Cette fois, c'en était trop. Gabriel avait dépassé une limite que Ciara ne pensait même pas avoir. Elle avait subi, en un silence forcé, tout ce qui amusait Gabriel. Mais là, dans le coffre de la voiture, elle trouva qu'il avait déjà débarrasser les bornes, et qu'il n'était pas question qu'elle le laisse continuer. Elle le laissa l'aider à s’extirper du coffre de la voiture. Elle le laissa même l'attacher au pare choc.
La suite, par contre, elle ne laissa pas passer. Le baiser la paralysa d'effroi, et c'est la douleur de la morsure qui la ramena à la réalité. D'un geste, elle cassa la chaîne entre ses poignets, et sans même y faire attention, elle posa les mains sur son torse, et le repoussa. Sans canaliser complètement sa force... Gabriel vola jusque dans les poubelles, dans lesquelles il s'étala lamentablement. Ciara eut une demi seconde de remord, bien entendu. Mais cela ne dura, effectivement, qu'une demi seconde. D'un geste rageur, elle retira le scotch qui scellait ses lèvres. Elle avait les larmes au bord des yeux, mais se jura de ne pas faire le plaisir à Gabriel de pleurer devant lui.
Un rapide coup d'oeil au pare choc de la voiture la renseigne sur le fait qu'elle n'a rien. Ce n'est qu'ensuite que ses pas foncent vers Gabriel. Elle ne l'aidera pas à se relever et mettra les poings sur les hanches, le dominant de toute sa stature.
- Cette fois, ça suffit ! Vous allez beaucoup trop loin, et croyez moi, vous allez avoir de sérieux problèmes avec votre hiérarchie. A trop vouloir vous prouver à vous même que vous êtes le meilleur, et surtout en faisant n'importe quoi, vous vous exposez à de sérieuses représailles. Je n'ai pas besoin que vous me prouviez vos conneries, et si je vous voyais encore tabasser quelqu'un, je me ferai même un plaisir de vous briser une côte en vous plaquant au sol ! Alors, faites mal votre boulot comme vous aimez tant. Pour ma part, j'ai assez fait les frais de votre connerie !
Un pas en arrière, et il lui suffit d'une impulsion pour prendre son envol. Ciara est tendue comme jamais, et dans une colère comme elle en a rarement ressenti. Un rapide coup d'oeil à la ruelle lui apprend qu'elle est vide, alors qu'elle passe au dessus. Elle ressent ce plaisir mesquin d'avoir eu raison, et de prouver à Valmy qu'il avait tort. Qu'elle avait hâte de le voir revenir, la queue entre les jambes, et sans doute frustré, quand il rentrerait au commissariat.
Car oui, contrairement à ce qu'il pouvait croire, Ciara ne s'enfuyait pas. Si elle avait réellement fait une erreur, elle estimait ne pas être au dessus des lois, et devoir payer pour cela. Avait-elle eu vraiment tort d'arrêter Gabriel dans la ruelle ? Si c'était le cas, elle paierait sa dette auprès de la société japonaise. Mais lui aussi aurait à rendre des comptes...

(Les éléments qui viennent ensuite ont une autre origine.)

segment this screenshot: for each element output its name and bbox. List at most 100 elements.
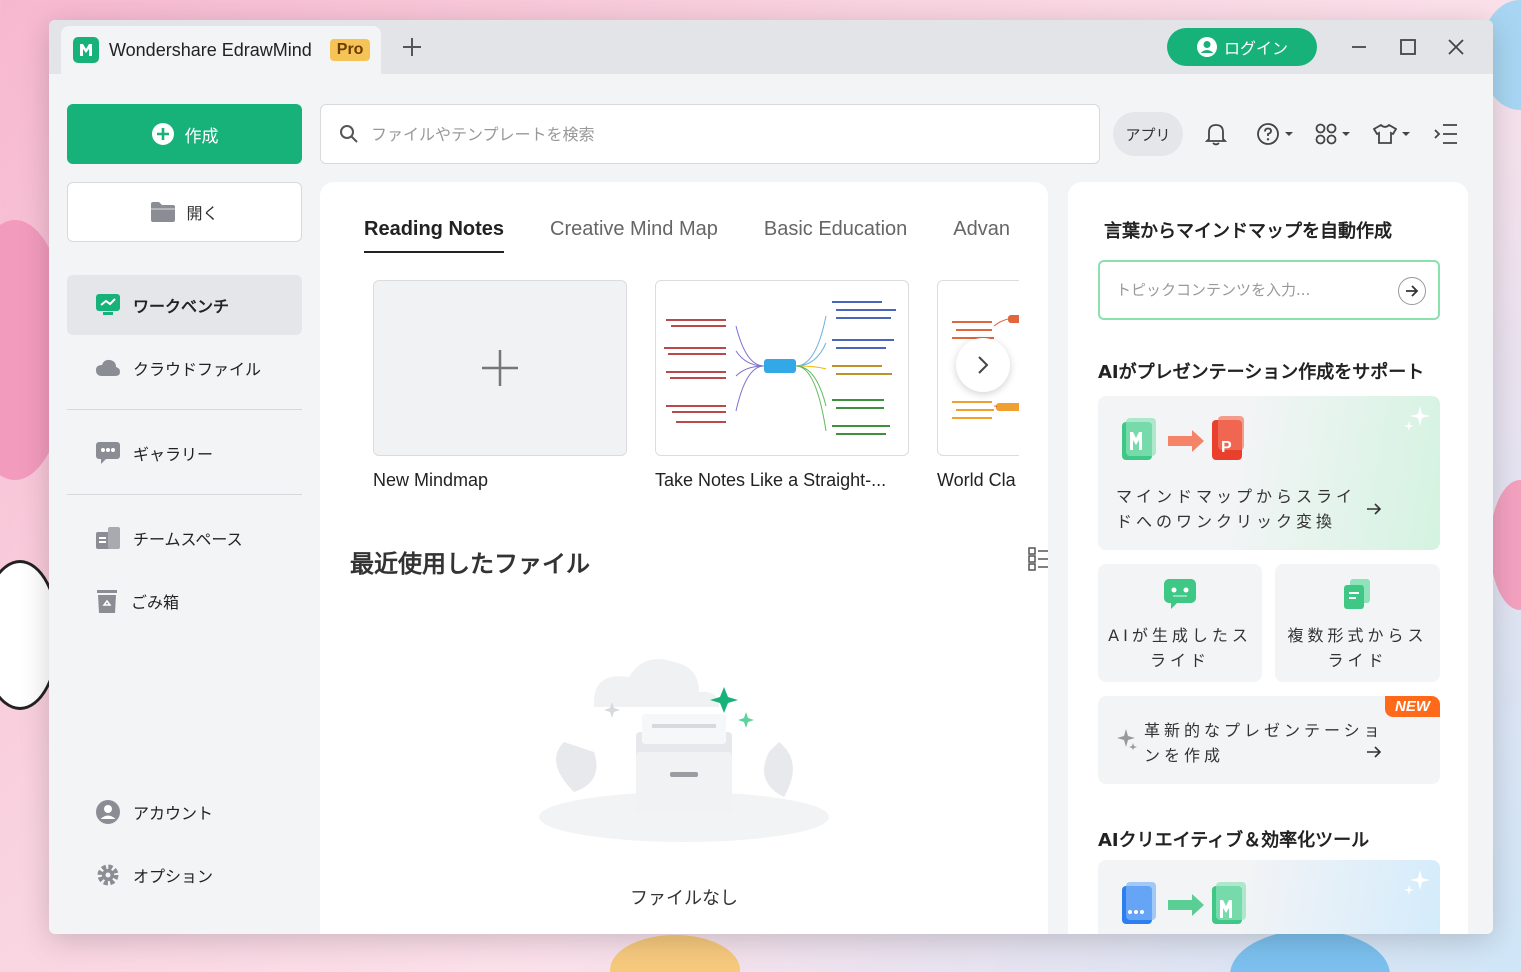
chevron-down-icon bbox=[1402, 132, 1410, 136]
minimize-icon bbox=[1352, 46, 1366, 48]
sidebar-item-cloud-files[interactable]: クラウドファイル bbox=[67, 338, 302, 398]
sidebar-item-account[interactable]: アカウント bbox=[67, 782, 302, 842]
sidebar-item-label: クラウドファイル bbox=[133, 360, 262, 379]
sparkle-icon bbox=[1117, 729, 1137, 750]
shirt-icon bbox=[1373, 123, 1397, 144]
ai-creative-tools-heading: AIクリエイティブ＆効率化ツール bbox=[1098, 830, 1370, 851]
pro-badge: Pro bbox=[329, 39, 371, 61]
template-card-take-notes[interactable]: Take Notes Like a Straight-... bbox=[655, 280, 909, 491]
topic-input[interactable] bbox=[1116, 281, 1386, 299]
sparkle-icon bbox=[1404, 870, 1430, 895]
app-window: Wondershare EdrawMind Pro ログイン 作成 開く ワーク… bbox=[49, 20, 1493, 934]
sidebar-item-label: ごみ箱 bbox=[131, 593, 180, 612]
card-title: New Mindmap bbox=[373, 470, 489, 490]
maximize-button[interactable] bbox=[1391, 30, 1425, 64]
grid-icon bbox=[1315, 123, 1337, 145]
create-button[interactable]: 作成 bbox=[67, 104, 302, 164]
create-label: 作成 bbox=[184, 126, 219, 147]
plus-icon bbox=[482, 350, 518, 386]
sidebar-item-label: ギャラリー bbox=[133, 445, 214, 464]
text-to-mindmap-heading: 言葉からマインドマップを自動作成 bbox=[1104, 221, 1392, 242]
cloud-icon bbox=[96, 359, 120, 376]
recent-files-title: 最近使用したファイル bbox=[350, 550, 590, 578]
tab-reading-notes[interactable]: Reading Notes bbox=[364, 218, 505, 253]
sidebar-item-label: オプション bbox=[133, 867, 214, 886]
ai-presentation-heading: AIがプレゼンテーション作成をサポート bbox=[1098, 362, 1425, 383]
sidebar-divider bbox=[67, 409, 302, 410]
multi-format-icon bbox=[1344, 579, 1370, 609]
sidebar-item-options[interactable]: オプション bbox=[67, 845, 302, 905]
chevron-down-icon bbox=[1285, 132, 1293, 136]
topic-input-box[interactable] bbox=[1098, 260, 1440, 320]
list-view-button[interactable] bbox=[1028, 546, 1048, 576]
bell-icon bbox=[1205, 124, 1227, 146]
sidebar-item-team-space[interactable]: チームスペース bbox=[67, 508, 302, 568]
svg-text:P: P bbox=[1221, 439, 1232, 456]
login-label: ログイン bbox=[1223, 39, 1288, 58]
open-button[interactable]: 開く bbox=[67, 182, 302, 242]
sidebar-item-workbench[interactable]: ワークベンチ bbox=[67, 275, 302, 335]
arrow-right-icon bbox=[1367, 746, 1382, 758]
template-cards: New Mindmap Take Notes Like a Straight-.… bbox=[373, 280, 1019, 510]
empty-box-illustration bbox=[534, 642, 834, 846]
new-tab-button[interactable] bbox=[397, 32, 427, 62]
workbench-icon bbox=[96, 294, 120, 315]
login-button[interactable]: ログイン bbox=[1167, 28, 1317, 66]
chevron-right-icon bbox=[978, 356, 989, 374]
help-icon bbox=[1257, 123, 1279, 145]
tab-advanced[interactable]: Advan bbox=[953, 218, 1010, 251]
card-thumbnail bbox=[373, 280, 627, 456]
wallpaper-blob bbox=[1490, 480, 1521, 610]
chevron-down-icon bbox=[1342, 132, 1350, 136]
sidebar-item-label: ワークベンチ bbox=[133, 297, 230, 316]
collapse-panel-button[interactable] bbox=[1433, 120, 1459, 148]
search-input[interactable] bbox=[371, 124, 971, 144]
skin-button[interactable] bbox=[1373, 120, 1411, 148]
wallpaper-blob bbox=[1230, 930, 1390, 972]
sidebar-item-label: アカウント bbox=[133, 804, 214, 823]
card-title: Take Notes Like a Straight-... bbox=[655, 470, 887, 490]
innovative-presentation-card[interactable]: NEW 革新的なプレゼンテーションを作成 bbox=[1098, 696, 1440, 784]
mindmap-to-slide-label: マインドマップからスライドへのワンクリック変換 bbox=[1116, 487, 1357, 531]
plus-icon bbox=[403, 38, 421, 56]
apps-button[interactable]: アプリ bbox=[1113, 112, 1183, 156]
app-tab[interactable]: Wondershare EdrawMind Pro bbox=[61, 26, 381, 74]
template-card-new-mindmap[interactable]: New Mindmap bbox=[373, 280, 627, 491]
help-button[interactable] bbox=[1256, 120, 1294, 148]
card-title: World Cla bbox=[937, 470, 1016, 490]
sidebar-item-trash[interactable]: ごみ箱 bbox=[67, 571, 302, 631]
sidebar-divider bbox=[67, 494, 302, 495]
search-box[interactable] bbox=[320, 104, 1100, 164]
ai-generated-slide-card[interactable]: AIが生成したスライド bbox=[1098, 564, 1262, 682]
notification-button[interactable] bbox=[1205, 120, 1227, 148]
title-bar: Wondershare EdrawMind Pro ログイン bbox=[49, 20, 1493, 74]
gear-icon bbox=[97, 864, 119, 886]
search-icon bbox=[340, 125, 358, 143]
tab-basic-education[interactable]: Basic Education bbox=[764, 218, 907, 251]
ai-generated-slide-label: AIが生成したスライド bbox=[1108, 626, 1252, 670]
topic-submit-button[interactable] bbox=[1398, 277, 1426, 305]
multi-format-slide-card[interactable]: 複数形式からスライド bbox=[1275, 564, 1440, 682]
apps-grid-button[interactable] bbox=[1315, 120, 1351, 148]
creative-tool-card[interactable] bbox=[1098, 860, 1440, 934]
sidebar-item-gallery[interactable]: ギャラリー bbox=[67, 423, 302, 483]
sparkle-icon bbox=[1404, 406, 1430, 431]
account-icon bbox=[96, 800, 120, 824]
templates-next-button[interactable] bbox=[956, 338, 1010, 392]
minimize-button[interactable] bbox=[1342, 30, 1376, 64]
wallpaper-blob bbox=[610, 935, 740, 972]
innovative-presentation-label: 革新的なプレゼンテーションを作成 bbox=[1144, 721, 1384, 765]
user-icon bbox=[1196, 37, 1217, 57]
doc-to-mindmap-icon bbox=[1122, 882, 1246, 924]
mindmap-to-ppt-icon: P bbox=[1122, 416, 1244, 460]
multi-format-slide-label: 複数形式からスライド bbox=[1287, 626, 1428, 670]
edrawmind-logo-icon bbox=[73, 37, 99, 63]
folder-icon bbox=[151, 202, 176, 222]
close-button[interactable] bbox=[1439, 30, 1473, 64]
tab-creative-mind-map[interactable]: Creative Mind Map bbox=[550, 218, 718, 251]
mindmap-to-slide-card[interactable]: P マインドマップからスライドへのワンクリック変換 bbox=[1098, 396, 1440, 550]
ai-panel: 言葉からマインドマップを自動作成 AIがプレゼンテーション作成をサポート P マ… bbox=[1068, 182, 1468, 934]
panel-toggle-icon bbox=[1434, 124, 1457, 144]
new-badge: NEW bbox=[1385, 696, 1440, 717]
template-tabs: Reading Notes Creative Mind Map Basic Educ… bbox=[364, 218, 1019, 258]
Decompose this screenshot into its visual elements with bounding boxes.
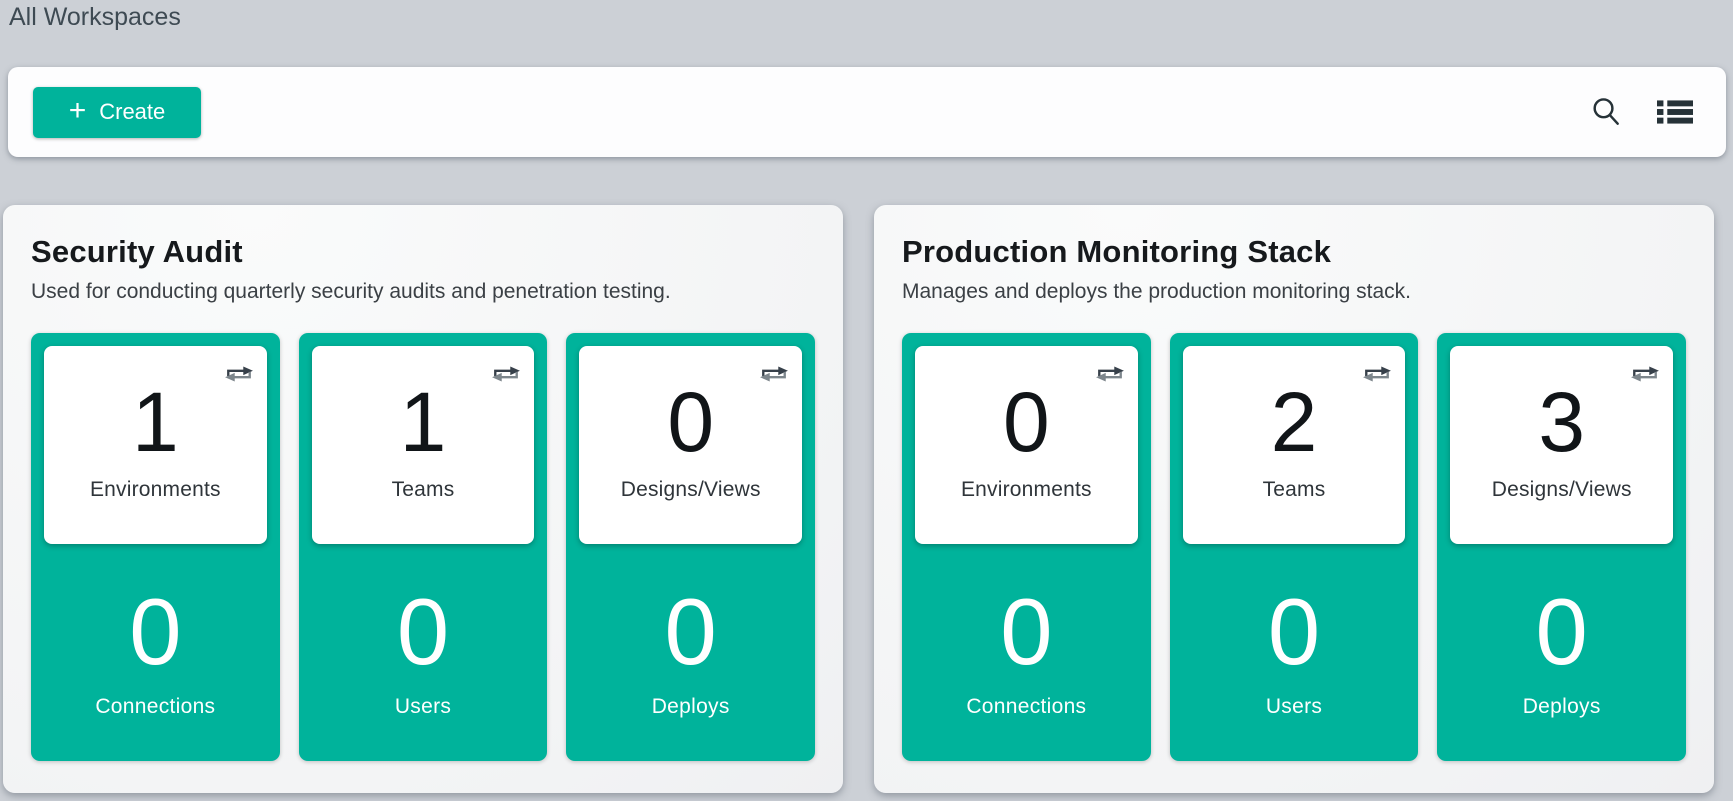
stat-value: 0 (1536, 585, 1588, 679)
workspace-description: Manages and deploys the production monit… (902, 278, 1686, 306)
stat-label: Connections (966, 695, 1086, 719)
stat-label: Teams (392, 478, 455, 502)
stat-label: Connections (95, 695, 215, 719)
stat-tile-designs[interactable]: 3 Designs/Views 0 Deploys (1437, 333, 1686, 761)
stat-value: 3 (1538, 383, 1585, 463)
stat-value: 0 (667, 383, 714, 463)
stat-value: 0 (397, 585, 449, 679)
stat-value: 0 (1000, 585, 1052, 679)
workspace-title: Production Monitoring Stack (902, 233, 1686, 270)
swap-arrows-icon[interactable] (1630, 362, 1660, 391)
stat-tile-designs[interactable]: 0 Designs/Views 0 Deploys (566, 333, 815, 761)
swap-arrows-icon[interactable] (224, 362, 254, 391)
workspace-title: Security Audit (31, 233, 815, 270)
stat-tile-bottom[interactable]: 0 Connections (915, 544, 1138, 761)
stat-tile-top[interactable]: 2 Teams (1183, 346, 1406, 544)
stat-label: Deploys (1523, 695, 1601, 719)
page-title: All Workspaces (9, 3, 181, 32)
stat-tile-bottom[interactable]: 0 Users (312, 544, 535, 761)
toolbar-icons (1591, 96, 1693, 128)
stat-tile-top[interactable]: 3 Designs/Views (1450, 346, 1673, 544)
stat-tile-bottom[interactable]: 0 Users (1183, 544, 1406, 761)
swap-arrows-icon[interactable] (491, 362, 521, 391)
stat-value: 0 (1268, 585, 1320, 679)
swap-arrows-icon[interactable] (759, 362, 789, 391)
plus-icon: + (69, 96, 87, 126)
stat-label: Environments (961, 478, 1092, 502)
stat-tile-bottom[interactable]: 0 Connections (44, 544, 267, 761)
workspace-description: Used for conducting quarterly security a… (31, 278, 815, 306)
stat-tile-teams[interactable]: 2 Teams 0 Users (1170, 333, 1419, 761)
stat-value: 1 (400, 383, 447, 463)
stat-tile-environments[interactable]: 0 Environments 0 Connections (902, 333, 1151, 761)
create-button-label: Create (99, 99, 165, 125)
stat-label: Users (1266, 695, 1322, 719)
toolbar: + Create (8, 67, 1726, 157)
stat-tile-top[interactable]: 0 Designs/Views (579, 346, 802, 544)
stat-value: 0 (1003, 383, 1050, 463)
stat-tile-top[interactable]: 1 Teams (312, 346, 535, 544)
search-icon[interactable] (1591, 96, 1621, 128)
workspace-card: Production Monitoring Stack Manages and … (874, 205, 1714, 793)
stat-value: 0 (129, 585, 181, 679)
stat-label: Users (395, 695, 451, 719)
stat-label: Designs/Views (1492, 478, 1632, 502)
stat-label: Deploys (652, 695, 730, 719)
stat-tile-bottom[interactable]: 0 Deploys (1450, 544, 1673, 761)
stat-value: 0 (665, 585, 717, 679)
swap-arrows-icon[interactable] (1095, 362, 1125, 391)
stat-label: Designs/Views (621, 478, 761, 502)
stat-tile-teams[interactable]: 1 Teams 0 Users (299, 333, 548, 761)
workspaces-list: Security Audit Used for conducting quart… (3, 205, 1714, 793)
stat-tile-environments[interactable]: 1 Environments 0 Connections (31, 333, 280, 761)
workspace-card: Security Audit Used for conducting quart… (3, 205, 843, 793)
create-button[interactable]: + Create (33, 87, 201, 138)
list-view-icon[interactable] (1657, 99, 1693, 125)
stat-tiles: 0 Environments 0 Connections (902, 333, 1686, 761)
stat-tile-top[interactable]: 1 Environments (44, 346, 267, 544)
stat-label: Environments (90, 478, 221, 502)
stat-tile-bottom[interactable]: 0 Deploys (579, 544, 802, 761)
stat-label: Teams (1263, 478, 1326, 502)
stat-value: 2 (1271, 383, 1318, 463)
stat-tiles: 1 Environments 0 Connections (31, 333, 815, 761)
swap-arrows-icon[interactable] (1362, 362, 1392, 391)
stat-value: 1 (132, 383, 179, 463)
stat-tile-top[interactable]: 0 Environments (915, 346, 1138, 544)
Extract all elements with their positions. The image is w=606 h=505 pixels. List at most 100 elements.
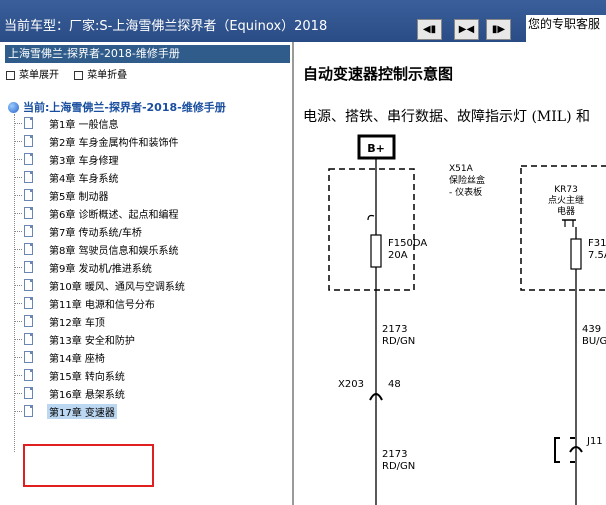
chapter-item[interactable]: 第13章 安全和防护: [14, 330, 274, 348]
battery-label: B+: [367, 142, 385, 155]
tree-branch-line: [14, 267, 22, 268]
document-icon: [24, 225, 33, 237]
globe-icon: [8, 101, 19, 113]
document-icon: [24, 153, 33, 165]
manual-title-bar: 上海雪佛兰-探界者-2018-维修手册: [5, 45, 290, 63]
chapter-item[interactable]: 第16章 悬架系统: [14, 384, 274, 402]
wire1-number: 2173: [382, 324, 407, 335]
document-icon: [24, 261, 33, 273]
tree-branch-line: [14, 159, 22, 160]
chapter-label: 第4章 车身系统: [49, 174, 119, 185]
chapter-item[interactable]: 第8章 驾驶员信息和娱乐系统: [14, 240, 274, 258]
fuse1-rating: 20A: [388, 250, 408, 261]
document-icon: [24, 297, 33, 309]
tree-branch-line: [14, 213, 22, 214]
chapter-label: 第2章 车身金属构件和装饰件: [49, 138, 179, 149]
document-icon: [24, 351, 33, 363]
customer-service-banner[interactable]: 您的专职客服: [526, 15, 606, 42]
tree-branch-line: [14, 141, 22, 142]
top-bar: 当前车型：厂家:S-上海雪佛兰探界者（Equinox）2018 ◀▮ ▶◀ ▮▶…: [0, 0, 606, 42]
chapter-item[interactable]: 第2章 车身金属构件和装饰件: [14, 132, 274, 150]
tree-branch-line: [14, 393, 22, 394]
tree-branch-line: [14, 375, 22, 376]
chapter-item[interactable]: 第12章 车顶: [14, 312, 274, 330]
chapter-item[interactable]: 第14章 座椅: [14, 348, 274, 366]
chapter-label: 第16章 悬架系统: [49, 390, 125, 401]
fuse1-code: F150DA: [388, 238, 427, 249]
chapter-label: 第13章 安全和防护: [49, 336, 135, 347]
chapter-item[interactable]: 第1章 一般信息: [14, 114, 274, 132]
document-icon: [24, 405, 33, 417]
collapse-menu-button[interactable]: 菜单折叠: [74, 70, 127, 81]
tree-root-label: 当前:上海雪佛兰-探界者-2018-维修手册: [23, 101, 226, 114]
document-icon: [24, 135, 33, 147]
split-arrows-icon: ▶◀: [458, 24, 475, 35]
chapter-label: 第10章 暖风、通风与空调系统: [49, 282, 185, 293]
chapter-item[interactable]: 第4章 车身系统: [14, 168, 274, 186]
tree-branch-line: [14, 285, 22, 286]
expand-icon: [6, 70, 15, 80]
chapter-item[interactable]: 第15章 转向系统: [14, 366, 274, 384]
chapter-item[interactable]: 第6章 诊断概述、起点和编程: [14, 204, 274, 222]
chapter-item[interactable]: 第3章 车身修理: [14, 150, 274, 168]
chapter-label: 第3章 车身修理: [49, 156, 119, 167]
fuse-box-outline: [328, 168, 415, 291]
chapter-label: 第17章 变速器: [47, 404, 117, 419]
chapter-item[interactable]: 第7章 传动系统/车桥: [14, 222, 274, 240]
document-icon: [24, 369, 33, 381]
document-icon: [24, 279, 33, 291]
chapter-label: 第7章 传动系统/车桥: [49, 228, 142, 239]
selection-annotation-box: [23, 444, 154, 487]
tree-branch-line: [14, 231, 22, 232]
wire3-color: BU/G: [582, 336, 606, 347]
relay-name-2: 电器: [557, 205, 575, 217]
chapter-label: 第5章 制动器: [49, 192, 109, 203]
tree-branch-line: [14, 339, 22, 340]
expand-menu-button[interactable]: 菜单展开: [6, 70, 59, 81]
collapse-left-button[interactable]: ◀▮: [417, 19, 442, 40]
chapter-item[interactable]: 第11章 电源和信号分布: [14, 294, 274, 312]
chapter-label: 第11章 电源和信号分布: [49, 300, 155, 311]
chapter-item[interactable]: 第10章 暖风、通风与空调系统: [14, 276, 274, 294]
chapter-list: 第1章 一般信息第2章 车身金属构件和装饰件 第3章 车身修理 第4章 车身系统 第5…: [14, 114, 274, 420]
content-pane: 自动变速器控制示意图 电源、搭铁、串行数据、故障指示灯 (MIL) 和 B+ X…: [294, 42, 606, 505]
document-icon: [24, 207, 33, 219]
collapse-icon: [74, 70, 84, 80]
tree-branch-line: [14, 357, 22, 358]
menu-toolbar: 菜单展开 菜单折叠: [6, 66, 139, 81]
relay-code: KR73: [554, 185, 578, 195]
fuse2-code: F31: [588, 238, 606, 249]
collapse-right-button[interactable]: ▮▶: [486, 19, 511, 40]
document-icon: [24, 189, 33, 201]
fuse1-symbol: [370, 234, 382, 268]
wire1-color: RD/GN: [382, 336, 415, 347]
vehicle-label: 当前车型：: [4, 19, 70, 34]
tree-branch-line: [14, 321, 22, 322]
arrow-right-icon: ▮▶: [491, 24, 506, 35]
wiring-schematic: B+ X51A 保险丝盒 - 仪表板 F150DA 20A 2173 RD/GN…: [328, 134, 606, 505]
chapter-label: 第14章 座椅: [49, 354, 105, 365]
document-icon: [24, 117, 33, 129]
tree-root-node[interactable]: 当前:上海雪佛兰-探界者-2018-维修手册: [8, 99, 226, 115]
document-icon: [24, 171, 33, 183]
relay-name-1: 点火主继: [548, 194, 584, 206]
vehicle-value: 厂家:S-上海雪佛兰探界者（Equinox）2018: [69, 19, 328, 34]
sidebar: 上海雪佛兰-探界者-2018-维修手册 菜单展开 菜单折叠 当前:上海雪佛兰-探…: [0, 42, 294, 505]
wire3-number: 439: [582, 324, 601, 335]
split-view-button[interactable]: ▶◀: [454, 19, 479, 40]
tree-branch-line: [14, 411, 22, 412]
chapter-label: 第6章 诊断概述、起点和编程: [49, 210, 179, 221]
document-icon: [24, 315, 33, 327]
tree-branch-line: [14, 303, 22, 304]
connector-pin-label: 48: [388, 379, 401, 390]
chapter-item[interactable]: 第5章 制动器: [14, 186, 274, 204]
tree-branch-line: [14, 195, 22, 196]
wire2-color: RD/GN: [382, 461, 415, 472]
chapter-item[interactable]: 第17章 变速器: [14, 402, 274, 420]
fuse2-symbol: [570, 238, 582, 270]
tree-branch-line: [14, 123, 22, 124]
fuse2-rating: 7.5A: [588, 250, 606, 261]
bus-hook-icon: [367, 214, 375, 221]
expand-label: 菜单展开: [19, 70, 59, 81]
chapter-item[interactable]: 第9章 发动机/推进系统: [14, 258, 274, 276]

Ciara se posa devant le commissariat, et y entra. Ses menottes étaient cassées à ses poignets, elle avait la lèvre supérieure rougie par une marque de dents... C'est tout naturellement, penaude, qu'elle se dirigea vers le bureau de la seule personne à s'être montrée sympathique avec elle. Ciara eut un pauvre sourire pour Dick, et elle lui montra encore ses poignets...
- Je crois que je vais avoir encore besoin de votre aide, Inspecteur Grayson...
Et nul doute qu'au retour de Gabriel, Ciara aurait sagement repris sa place, dans la salle d'interrogatoire. Avec en prime, un chocolat chaud et son portable à portée de mains menottées.